Climate Resilience: Kenyan Farmers Growing Indigenous Crops | Climate Resilience: Kenyan Farmers Growing Indigenous Crops

Kenya: The United Nations (UN) and World Bank reports warn that climate change will negatively affect the global food system and significantly reduce agricultural productivity. Recognizing this, rural communities in developing countries like Kenya are breaking new ground in agriculture.

Exotic and commercial vegetables are still important in Kenyan diets. Leafy greens are preferred by most people because of their high nutritional value and medicinal properties. They are also easy to propagate. Across Kenya, rural communities and smallholder farmers hold invaluable knowledge of local food systems that has been passed down through generations.

They are able to provide nutritious food, interact interdependently with the environment and preserve nature’s rich biodiversity. Various non-profit organizations, such as the GROW Bio-Intensive Agriculture Center of Kenya (G-BLACK), assist smallholder farmers in selecting, storing and managing indigenous seeds. It also helps protect farmers from crop damage and losses.

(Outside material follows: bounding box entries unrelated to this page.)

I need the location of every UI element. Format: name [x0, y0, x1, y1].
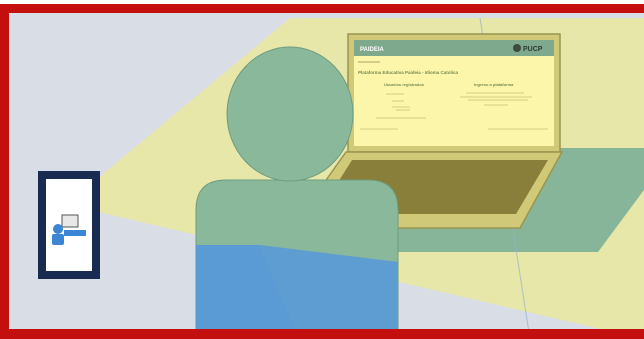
- screen-logo: PUCP: [523, 46, 543, 53]
- scene-svg: PAIDEIA PUCP Plataforma Educativa Paidei…: [0, 0, 644, 339]
- screen-col-left-title: Usuarios registrados: [384, 82, 425, 87]
- mini-person-head: [53, 224, 63, 234]
- screen-col-right-title: Ingreso a plataforma: [474, 82, 514, 87]
- screen-header-left: PAIDEIA: [360, 47, 385, 53]
- pucp-logo-mark: [513, 44, 521, 52]
- mini-desk: [64, 230, 86, 236]
- projector-icon: [38, 171, 100, 279]
- person-head: [226, 46, 354, 182]
- screen-page-title: Plataforma Educativa Paideia - Idioma Ca…: [358, 70, 459, 75]
- illustration-scene: PAIDEIA PUCP Plataforma Educativa Paidei…: [0, 0, 644, 339]
- top-margin: [0, 0, 644, 4]
- mini-person-body: [52, 234, 64, 245]
- mini-laptop-screen: [61, 214, 79, 228]
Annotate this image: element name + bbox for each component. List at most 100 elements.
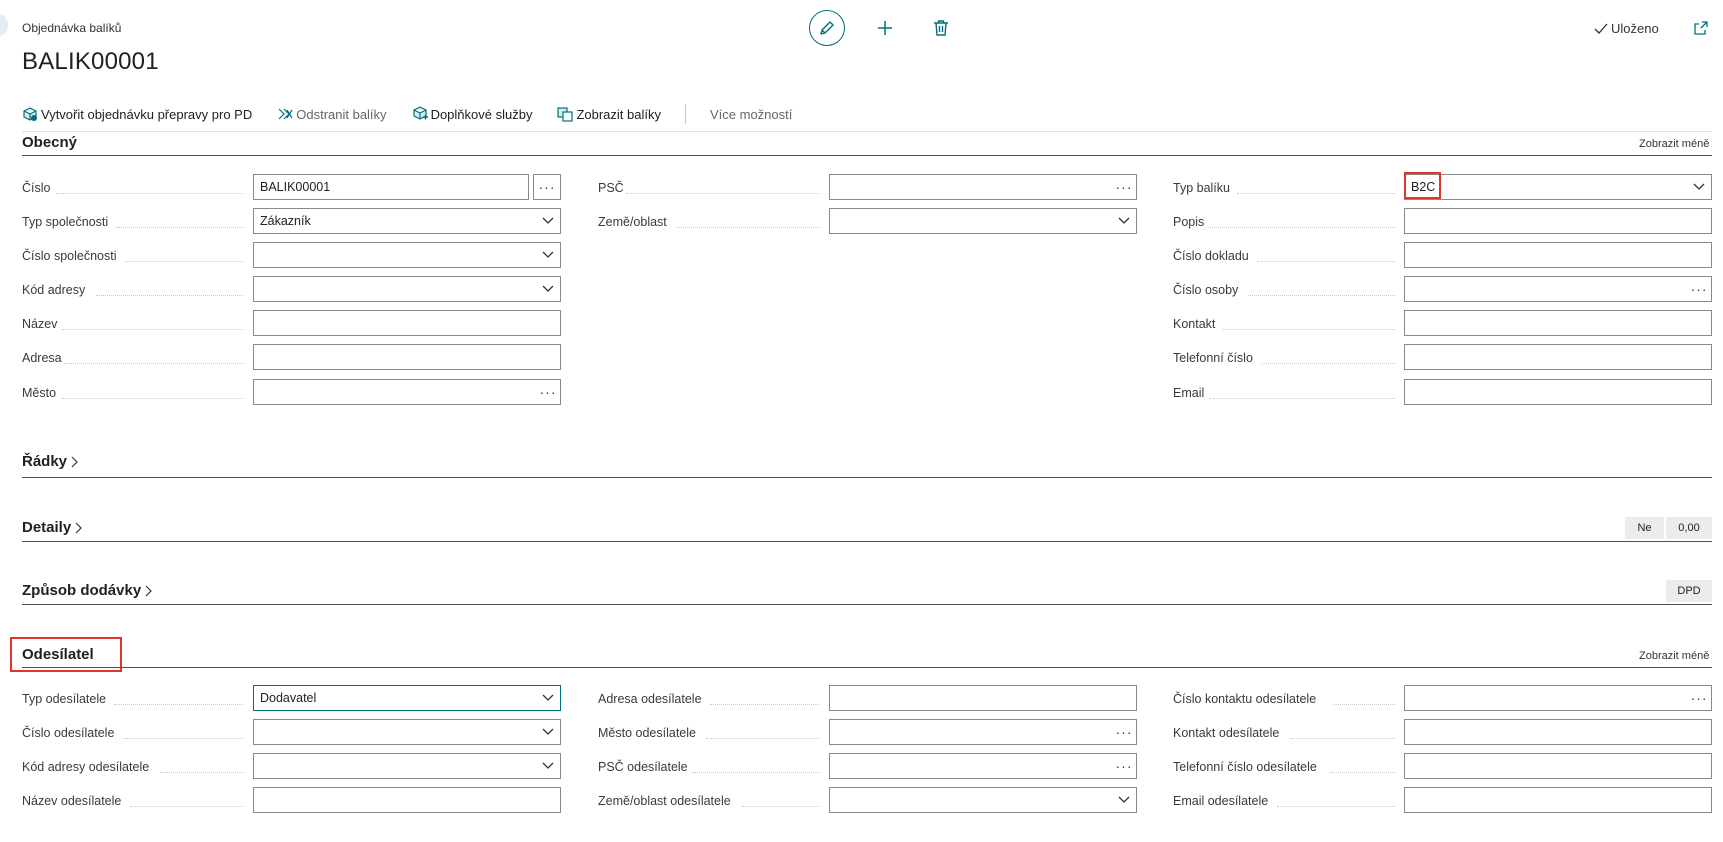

Rural communities and smallholder farmers in the East African country have adopted indigenous foods to adapt to climate shocks and build resilience. Hundreds of farming communities have returned to indigenous leafy greens and tubers with the help of various rural outreach programmes.

Successful harvests of local crops. Because local drought resistant seeds are used. It guarantees a relatively good harvest. Seed is stored for the next planting season. Seeds are transferred to fellow farmers.